If you don't deadhead the plants after blooming grape hyacinths will reseed themselves and spread on their own. Some species self-seed so rapidly that some people remove the spent blooms after flowering to prevent them from spreading.
Certain species self-seed more readily than others:
- American grape hyacinth (Muscari armeniacum) and broad-leaved grape hyacinth (Muscari latifolium) self-seed freely and they also spread as the bulbs multiply. Both of these plants have purple flowers and grow in U.S. Department of Agriculture plant hardiness zones 4 through 8.
- White grape hyacinth (Muscari botryoides 'Album') grows slowly and is much less likely to self-seed. This cultivar has white flowers and grows in USDA zones 2 through 8.

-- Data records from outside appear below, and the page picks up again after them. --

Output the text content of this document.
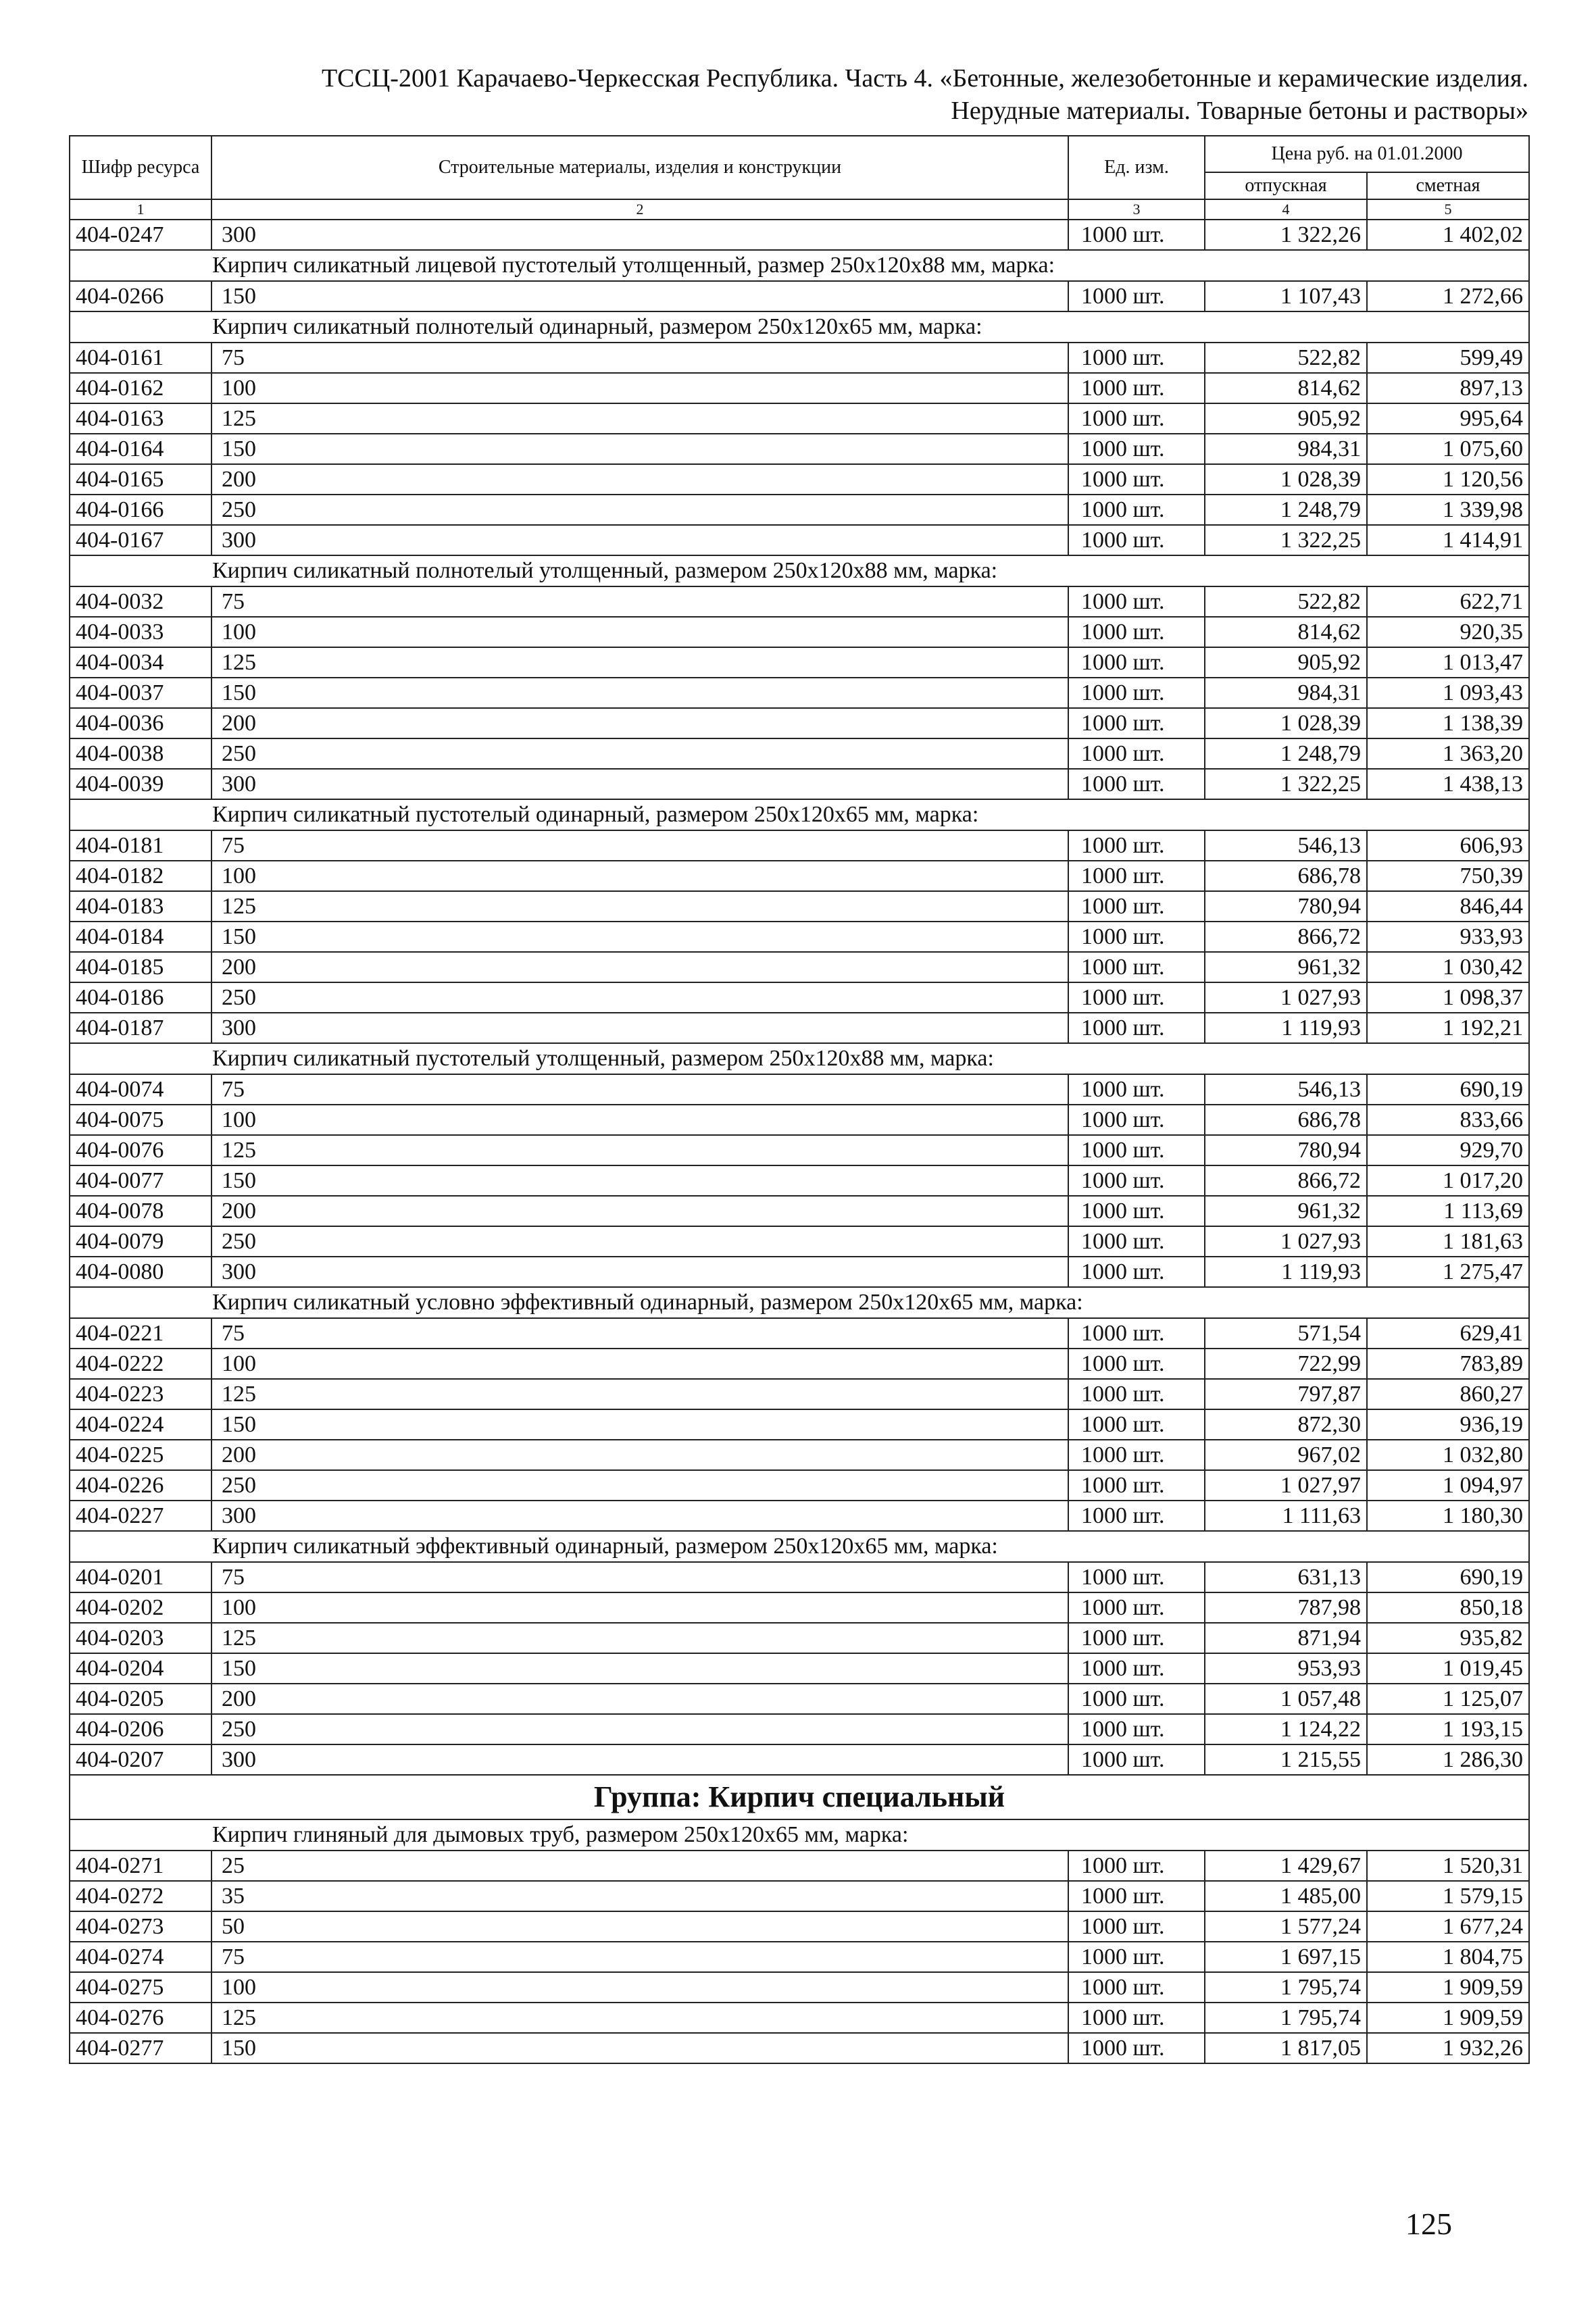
ТССЦ-2001 Карачаево-Черкесская Республика. Часть 4. «Бетонные, железобетонные и керамические изделия.
Нерудные материалы. Товарные бетоны и растворы»
Шифр ресурса	Строительные материалы, изделия и конструкции	Ед. изм.	Цена руб. на 01.01.2000	
			отпускная	сметная
1	2	3	4	5
404-0247	300	1000 шт.	1 322,26	1 402,02
Кирпич силикатный лицевой пустотелый утолщенный, размер 250х120х88 мм, марка:				
404-0266	150	1000 шт.	1 107,43	1 272,66
Кирпич силикатный полнотелый одинарный, размером 250х120х65 мм, марка:				
404-0161	75	1000 шт.	522,82	599,49
404-0162	100	1000 шт.	814,62	897,13
404-0163	125	1000 шт.	905,92	995,64
404-0164	150	1000 шт.	984,31	1 075,60
404-0165	200	1000 шт.	1 028,39	1 120,56
404-0166	250	1000 шт.	1 248,79	1 339,98
404-0167	300	1000 шт.	1 322,25	1 414,91
Кирпич силикатный полнотелый утолщенный, размером 250х120х88 мм, марка:				
404-0032	75	1000 шт.	522,82	622,71
404-0033	100	1000 шт.	814,62	920,35
404-0034	125	1000 шт.	905,92	1 013,47
404-0037	150	1000 шт.	984,31	1 093,43
404-0036	200	1000 шт.	1 028,39	1 138,39
404-0038	250	1000 шт.	1 248,79	1 363,20
404-0039	300	1000 шт.	1 322,25	1 438,13
Кирпич силикатный пустотелый одинарный, размером 250х120х65 мм, марка:				
404-0181	75	1000 шт.	546,13	606,93
404-0182	100	1000 шт.	686,78	750,39
404-0183	125	1000 шт.	780,94	846,44
404-0184	150	1000 шт.	866,72	933,93
404-0185	200	1000 шт.	961,32	1 030,42
404-0186	250	1000 шт.	1 027,93	1 098,37
404-0187	300	1000 шт.	1 119,93	1 192,21
Кирпич силикатный пустотелый утолщенный, размером 250х120х88 мм, марка:				
404-0074	75	1000 шт.	546,13	690,19
404-0075	100	1000 шт.	686,78	833,66
404-0076	125	1000 шт.	780,94	929,70
404-0077	150	1000 шт.	866,72	1 017,20
404-0078	200	1000 шт.	961,32	1 113,69
404-0079	250	1000 шт.	1 027,93	1 181,63
404-0080	300	1000 шт.	1 119,93	1 275,47
Кирпич силикатный условно эффективный одинарный, размером 250х120х65 мм, марка:				
404-0221	75	1000 шт.	571,54	629,41
404-0222	100	1000 шт.	722,99	783,89
404-0223	125	1000 шт.	797,87	860,27
404-0224	150	1000 шт.	872,30	936,19
404-0225	200	1000 шт.	967,02	1 032,80
404-0226	250	1000 шт.	1 027,97	1 094,97
404-0227	300	1000 шт.	1 111,63	1 180,30
Кирпич силикатный эффективный одинарный, размером 250х120х65 мм, марка:				
404-0201	75	1000 шт.	631,13	690,19
404-0202	100	1000 шт.	787,98	850,18
404-0203	125	1000 шт.	871,94	935,82
404-0204	150	1000 шт.	953,93	1 019,45
404-0205	200	1000 шт.	1 057,48	1 125,07
404-0206	250	1000 шт.	1 124,22	1 193,15
404-0207	300	1000 шт.	1 215,55	1 286,30
Группа: Кирпич специальный				
Кирпич глиняный для дымовых труб, размером 250х120х65 мм, марка:				
404-0271	25	1000 шт.	1 429,67	1 520,31
404-0272	35	1000 шт.	1 485,00	1 579,15
404-0273	50	1000 шт.	1 577,24	1 677,24
404-0274	75	1000 шт.	1 697,15	1 804,75
404-0275	100	1000 шт.	1 795,74	1 909,59
404-0276	125	1000 шт.	1 795,74	1 909,59
404-0277	150	1000 шт.	1 817,05	1 932,26
125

When grape hyacinths self-seed, or you plant seeds to start grape hyacinths, it takes several years for the plants to mature. Grape hyacinths grown from seed generally flower in their fourth year.
Growing From Seed
Most species of grape hyacinths need a period of cold to grow, so starting the seeds in a cold frame instead of indoors is one way to provide a chilling period. This works in any zone where the grape hyacinths you're growing are hardy.

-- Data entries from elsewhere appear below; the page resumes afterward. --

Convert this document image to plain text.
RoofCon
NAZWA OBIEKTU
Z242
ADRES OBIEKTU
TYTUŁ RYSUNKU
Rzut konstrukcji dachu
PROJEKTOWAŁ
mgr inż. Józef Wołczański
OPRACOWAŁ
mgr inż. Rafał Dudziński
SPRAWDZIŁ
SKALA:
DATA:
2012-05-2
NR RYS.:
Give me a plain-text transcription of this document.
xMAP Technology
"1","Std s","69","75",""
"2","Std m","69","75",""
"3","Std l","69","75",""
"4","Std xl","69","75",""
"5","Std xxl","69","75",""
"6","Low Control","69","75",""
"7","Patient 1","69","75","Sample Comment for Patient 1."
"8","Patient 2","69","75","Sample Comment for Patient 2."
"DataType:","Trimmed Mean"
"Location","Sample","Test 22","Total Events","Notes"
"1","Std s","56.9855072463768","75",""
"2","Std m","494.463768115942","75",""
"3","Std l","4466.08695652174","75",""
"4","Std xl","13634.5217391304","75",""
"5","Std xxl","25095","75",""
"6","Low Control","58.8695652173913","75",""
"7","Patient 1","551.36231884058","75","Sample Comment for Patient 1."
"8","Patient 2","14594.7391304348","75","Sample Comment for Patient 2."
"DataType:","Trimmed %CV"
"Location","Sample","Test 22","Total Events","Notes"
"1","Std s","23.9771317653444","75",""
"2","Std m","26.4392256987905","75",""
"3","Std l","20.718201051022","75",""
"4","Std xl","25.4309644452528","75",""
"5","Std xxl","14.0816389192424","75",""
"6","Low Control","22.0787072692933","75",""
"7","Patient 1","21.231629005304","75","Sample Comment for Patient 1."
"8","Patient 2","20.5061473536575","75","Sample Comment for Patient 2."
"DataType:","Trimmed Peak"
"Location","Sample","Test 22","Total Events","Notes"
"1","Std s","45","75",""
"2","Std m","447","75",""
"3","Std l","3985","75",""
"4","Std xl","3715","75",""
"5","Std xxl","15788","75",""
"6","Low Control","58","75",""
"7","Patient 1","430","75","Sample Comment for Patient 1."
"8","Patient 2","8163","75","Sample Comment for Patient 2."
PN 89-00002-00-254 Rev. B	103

Plant the seeds in spring right after they ripen on the plants, or in fall if you purchased seed at the end of the growing period. Fill 6-inch pots with a rich, well-drained sterile potting soil mix. Scatter the seeds over the soil surface and run your fingers lightly over the potting mix to settle the seed. Use a pot that has drainage holes.
Prop the cold frame open on warm days, and water the pots frequently enough to keep the soil evenly moist but not soggy. Close the cold frame over winter, and only water enough to keep the soil from completely drying out. Next year, prop the cold frame open in spring so the plants can get used to outside temperatures.
After the hyacinths go dormant in midsummer, pot-up the tiny bulbs so each 6-inch pot has two or three plants. Plant the bulbs 1 inch deep in the new pots. Let the grape hyacinths grow in the cold frame for another two or three years before moving them to the garden during their summer dormant period.